Please note: Poets and playwrights and novelists did this. After watching Moscow authorities beat on people, kick them when they were down, chase them up and down the city's beautiful boulevards and arrest them with no rhyme nor reason — after a week of this, thousands of readers turned out at the invitation of writers to participate in a peaceful, friendly and festive march. It began at the foot of a statue honoring poet Alexander Sergeyevich Pushkin on Pushkin Square and concluded, more or less, at the foot of a monument honoring playwright Alexander Sergeyevich Griboyedov on Chistiye Prudy.

Look how Muscovites responded to a call from its writers to show their faith in, and desire for, peace and common sense.

The beauty of this march was its joy, its lightness and goodwill. This is what prompted Akunin to say during his talk on the Parfyonov and Pozner show on Dozhd television that, "Society has become more adult than the authorities. As I watched people, I kept thinking of the notion of 'adult.'"

Akunin, using the lovely neologism of skachkoobrazno, describes the situation of the last week as "developing in fits and starts." His point, and he makes it clearly, is that the general populace in Moscow is one or two steps ahead of the authorities. The authorities keep doing the same old stuff — seeking to repress any signs of dissent — while the people keep changing their tactics.

This is what was so important on Sunday. For the first time this week, the authorities changed their tactics. To the utter amazement of everyone — protesters and authorities alike — an enormous crowd of readers came out to join writers and peacefully say, "Enough!" They did it without making a single demand, without chanting a single slogan. They did it merely by showing up and taking a walk on one of Moscow's most attractive streets.

The authorities clearly put two and two together and smartly decided to keep their numbers to a bare minimum. There was not a storm trooper in evidence on Sunday.

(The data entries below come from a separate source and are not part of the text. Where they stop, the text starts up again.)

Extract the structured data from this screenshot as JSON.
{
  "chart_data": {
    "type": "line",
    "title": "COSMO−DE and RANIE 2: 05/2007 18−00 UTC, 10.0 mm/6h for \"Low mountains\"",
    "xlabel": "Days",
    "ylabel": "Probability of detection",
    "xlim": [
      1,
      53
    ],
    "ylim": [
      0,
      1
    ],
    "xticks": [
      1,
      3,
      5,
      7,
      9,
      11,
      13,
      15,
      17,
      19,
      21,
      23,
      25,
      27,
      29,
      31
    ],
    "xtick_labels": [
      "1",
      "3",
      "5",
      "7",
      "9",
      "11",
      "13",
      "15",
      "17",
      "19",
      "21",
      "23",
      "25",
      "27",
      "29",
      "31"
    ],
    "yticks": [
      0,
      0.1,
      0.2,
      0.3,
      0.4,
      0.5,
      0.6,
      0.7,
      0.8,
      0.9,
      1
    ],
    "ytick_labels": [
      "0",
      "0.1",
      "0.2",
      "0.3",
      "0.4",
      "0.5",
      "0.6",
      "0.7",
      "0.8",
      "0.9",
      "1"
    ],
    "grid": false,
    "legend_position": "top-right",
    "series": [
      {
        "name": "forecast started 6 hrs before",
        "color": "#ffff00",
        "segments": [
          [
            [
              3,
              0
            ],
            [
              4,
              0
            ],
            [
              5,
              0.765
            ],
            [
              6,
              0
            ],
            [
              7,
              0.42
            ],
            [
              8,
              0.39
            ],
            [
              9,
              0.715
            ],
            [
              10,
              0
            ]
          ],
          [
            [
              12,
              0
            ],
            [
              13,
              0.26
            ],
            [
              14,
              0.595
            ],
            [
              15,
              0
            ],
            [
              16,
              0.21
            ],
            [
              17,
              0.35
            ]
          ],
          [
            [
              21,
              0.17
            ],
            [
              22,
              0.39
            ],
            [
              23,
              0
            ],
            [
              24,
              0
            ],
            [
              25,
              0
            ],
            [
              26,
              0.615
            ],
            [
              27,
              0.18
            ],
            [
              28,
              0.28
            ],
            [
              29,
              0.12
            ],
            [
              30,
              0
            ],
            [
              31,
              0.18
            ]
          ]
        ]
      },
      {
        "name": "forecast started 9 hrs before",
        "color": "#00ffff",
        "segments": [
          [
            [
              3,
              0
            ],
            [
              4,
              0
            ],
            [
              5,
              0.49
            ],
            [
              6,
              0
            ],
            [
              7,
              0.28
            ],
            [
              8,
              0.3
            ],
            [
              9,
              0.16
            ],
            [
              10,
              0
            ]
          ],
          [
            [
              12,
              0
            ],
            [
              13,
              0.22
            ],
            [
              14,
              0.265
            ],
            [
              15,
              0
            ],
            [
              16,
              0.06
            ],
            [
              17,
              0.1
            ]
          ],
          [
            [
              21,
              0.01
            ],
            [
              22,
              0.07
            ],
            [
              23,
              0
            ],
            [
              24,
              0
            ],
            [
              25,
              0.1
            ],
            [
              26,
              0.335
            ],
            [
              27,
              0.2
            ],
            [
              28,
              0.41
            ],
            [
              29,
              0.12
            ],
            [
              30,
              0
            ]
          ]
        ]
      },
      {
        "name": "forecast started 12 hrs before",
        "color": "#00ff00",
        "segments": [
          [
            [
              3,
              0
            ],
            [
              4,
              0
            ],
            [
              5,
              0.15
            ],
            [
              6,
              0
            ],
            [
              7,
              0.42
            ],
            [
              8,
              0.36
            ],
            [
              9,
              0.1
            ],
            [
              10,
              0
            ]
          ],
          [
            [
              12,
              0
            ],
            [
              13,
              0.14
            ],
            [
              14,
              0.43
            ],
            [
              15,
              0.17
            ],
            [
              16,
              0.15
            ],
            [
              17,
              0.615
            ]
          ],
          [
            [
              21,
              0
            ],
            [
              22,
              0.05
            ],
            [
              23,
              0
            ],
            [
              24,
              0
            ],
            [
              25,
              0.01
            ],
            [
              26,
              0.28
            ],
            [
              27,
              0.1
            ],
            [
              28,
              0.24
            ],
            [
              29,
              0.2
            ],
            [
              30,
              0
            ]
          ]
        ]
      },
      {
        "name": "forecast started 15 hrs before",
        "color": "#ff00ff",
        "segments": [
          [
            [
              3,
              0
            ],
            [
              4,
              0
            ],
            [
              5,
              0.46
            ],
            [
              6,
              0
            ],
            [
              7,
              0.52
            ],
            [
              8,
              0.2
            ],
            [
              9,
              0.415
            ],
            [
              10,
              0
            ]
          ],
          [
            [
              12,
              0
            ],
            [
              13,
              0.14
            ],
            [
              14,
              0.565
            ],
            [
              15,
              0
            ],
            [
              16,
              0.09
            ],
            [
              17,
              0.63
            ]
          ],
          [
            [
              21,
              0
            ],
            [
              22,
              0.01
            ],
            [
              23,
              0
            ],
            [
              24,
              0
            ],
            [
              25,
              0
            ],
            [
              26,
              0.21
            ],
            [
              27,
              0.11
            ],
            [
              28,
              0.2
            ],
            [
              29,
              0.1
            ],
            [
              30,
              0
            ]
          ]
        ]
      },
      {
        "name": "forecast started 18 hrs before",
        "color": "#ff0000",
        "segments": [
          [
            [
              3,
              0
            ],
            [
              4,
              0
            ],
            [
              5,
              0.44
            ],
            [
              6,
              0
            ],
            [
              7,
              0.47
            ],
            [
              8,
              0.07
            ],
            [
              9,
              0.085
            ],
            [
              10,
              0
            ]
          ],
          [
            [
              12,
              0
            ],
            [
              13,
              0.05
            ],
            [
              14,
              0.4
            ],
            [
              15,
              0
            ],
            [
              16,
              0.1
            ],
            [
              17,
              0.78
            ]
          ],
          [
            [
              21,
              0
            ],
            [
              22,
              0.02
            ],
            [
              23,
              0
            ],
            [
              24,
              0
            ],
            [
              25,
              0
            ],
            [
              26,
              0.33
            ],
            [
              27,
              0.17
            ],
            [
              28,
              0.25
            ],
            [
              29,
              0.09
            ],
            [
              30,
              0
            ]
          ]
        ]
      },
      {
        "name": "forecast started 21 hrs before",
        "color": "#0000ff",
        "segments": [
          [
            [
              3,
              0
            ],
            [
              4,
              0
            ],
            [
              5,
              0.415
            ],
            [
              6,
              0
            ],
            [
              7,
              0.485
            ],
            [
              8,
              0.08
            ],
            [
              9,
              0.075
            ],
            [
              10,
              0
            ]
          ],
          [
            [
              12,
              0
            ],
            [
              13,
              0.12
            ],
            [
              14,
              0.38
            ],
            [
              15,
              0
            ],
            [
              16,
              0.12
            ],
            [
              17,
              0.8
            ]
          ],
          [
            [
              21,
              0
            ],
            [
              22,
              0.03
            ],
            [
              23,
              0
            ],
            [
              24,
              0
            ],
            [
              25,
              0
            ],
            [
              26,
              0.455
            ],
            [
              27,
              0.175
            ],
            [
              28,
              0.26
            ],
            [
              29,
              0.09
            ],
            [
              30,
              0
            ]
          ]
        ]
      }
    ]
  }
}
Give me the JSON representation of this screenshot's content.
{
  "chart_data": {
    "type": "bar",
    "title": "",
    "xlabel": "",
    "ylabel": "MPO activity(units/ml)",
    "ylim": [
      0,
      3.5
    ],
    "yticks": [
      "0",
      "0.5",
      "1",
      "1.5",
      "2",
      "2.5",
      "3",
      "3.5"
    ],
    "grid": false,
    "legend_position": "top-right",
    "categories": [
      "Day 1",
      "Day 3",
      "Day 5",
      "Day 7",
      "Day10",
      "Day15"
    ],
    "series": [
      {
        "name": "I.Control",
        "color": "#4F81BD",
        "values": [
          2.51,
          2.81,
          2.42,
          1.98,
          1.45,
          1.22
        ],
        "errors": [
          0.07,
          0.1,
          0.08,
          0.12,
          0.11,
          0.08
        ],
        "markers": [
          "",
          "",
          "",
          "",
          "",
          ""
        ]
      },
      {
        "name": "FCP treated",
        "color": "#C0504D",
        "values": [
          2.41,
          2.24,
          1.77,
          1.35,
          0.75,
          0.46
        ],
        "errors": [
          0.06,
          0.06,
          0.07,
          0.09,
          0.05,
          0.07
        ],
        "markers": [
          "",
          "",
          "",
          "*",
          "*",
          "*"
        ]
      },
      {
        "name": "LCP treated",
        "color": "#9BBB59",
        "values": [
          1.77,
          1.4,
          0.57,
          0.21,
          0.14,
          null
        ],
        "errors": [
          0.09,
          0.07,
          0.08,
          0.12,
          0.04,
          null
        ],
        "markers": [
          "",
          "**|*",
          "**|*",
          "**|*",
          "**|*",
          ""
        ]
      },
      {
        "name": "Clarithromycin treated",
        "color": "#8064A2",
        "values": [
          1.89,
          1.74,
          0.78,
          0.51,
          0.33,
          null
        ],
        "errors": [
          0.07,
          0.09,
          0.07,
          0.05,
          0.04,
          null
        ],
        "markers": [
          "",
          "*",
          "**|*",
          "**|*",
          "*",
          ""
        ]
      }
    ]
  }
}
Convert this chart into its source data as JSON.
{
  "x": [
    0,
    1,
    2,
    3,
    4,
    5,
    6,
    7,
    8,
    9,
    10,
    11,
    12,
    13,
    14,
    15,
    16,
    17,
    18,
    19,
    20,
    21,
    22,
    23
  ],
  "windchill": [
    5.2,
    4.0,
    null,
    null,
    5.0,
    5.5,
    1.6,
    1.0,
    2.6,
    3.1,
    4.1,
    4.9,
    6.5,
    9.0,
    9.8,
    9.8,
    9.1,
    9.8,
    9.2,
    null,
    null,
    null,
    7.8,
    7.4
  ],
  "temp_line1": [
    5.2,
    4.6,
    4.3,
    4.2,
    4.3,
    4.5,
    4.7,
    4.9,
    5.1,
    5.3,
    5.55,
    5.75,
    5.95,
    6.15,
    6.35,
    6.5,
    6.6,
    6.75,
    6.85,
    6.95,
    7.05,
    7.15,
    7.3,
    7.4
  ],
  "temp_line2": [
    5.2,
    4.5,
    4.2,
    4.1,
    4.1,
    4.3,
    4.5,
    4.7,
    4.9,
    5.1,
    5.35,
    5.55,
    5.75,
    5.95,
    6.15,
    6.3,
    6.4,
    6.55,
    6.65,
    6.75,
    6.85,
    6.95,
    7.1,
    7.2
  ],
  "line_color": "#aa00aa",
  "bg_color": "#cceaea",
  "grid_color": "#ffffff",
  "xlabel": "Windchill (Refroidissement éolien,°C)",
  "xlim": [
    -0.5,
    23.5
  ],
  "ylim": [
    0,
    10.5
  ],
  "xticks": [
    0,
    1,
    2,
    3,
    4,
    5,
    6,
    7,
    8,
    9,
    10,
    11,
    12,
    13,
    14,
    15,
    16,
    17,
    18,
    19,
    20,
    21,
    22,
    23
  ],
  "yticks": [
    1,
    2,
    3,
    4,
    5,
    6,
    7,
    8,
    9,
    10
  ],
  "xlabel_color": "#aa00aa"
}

Just a few stray policemen doing their job quietly, keeping an eye on things to make sure all were safe.

The police closed down traffic for hours on the boulevard despite the fact that no one had requested permission for such unusual measures. More to the point, the people closed down the streets with their presence and the police, rather than take aggressive or punitive action, stepped back and let it all happen peacefully. That, folks, was the prestige and, yes, the authority of Russia's writers having its effect.

On my own personal walk, I ran into at least two dozen writers, actors and musicians, some of whom I know and some of whom I know only by name. Rock musician Andrei Makarevich was there. The artist Bilzho was there. The journalist and photographer Yury Rost was there. Playwrights were well represented by Maksym Kurochkin, Viktor Korkiya, Nina Belenitskaya, actor-playwright Sergei Yursky and others.

Kurochkin and I chatted about the incredible transformation in styles of demonstration that has taken place over the last week. "What I like most of all," Maksym said, "is the way the genre keeps changing. This has the feel of something real and substantive."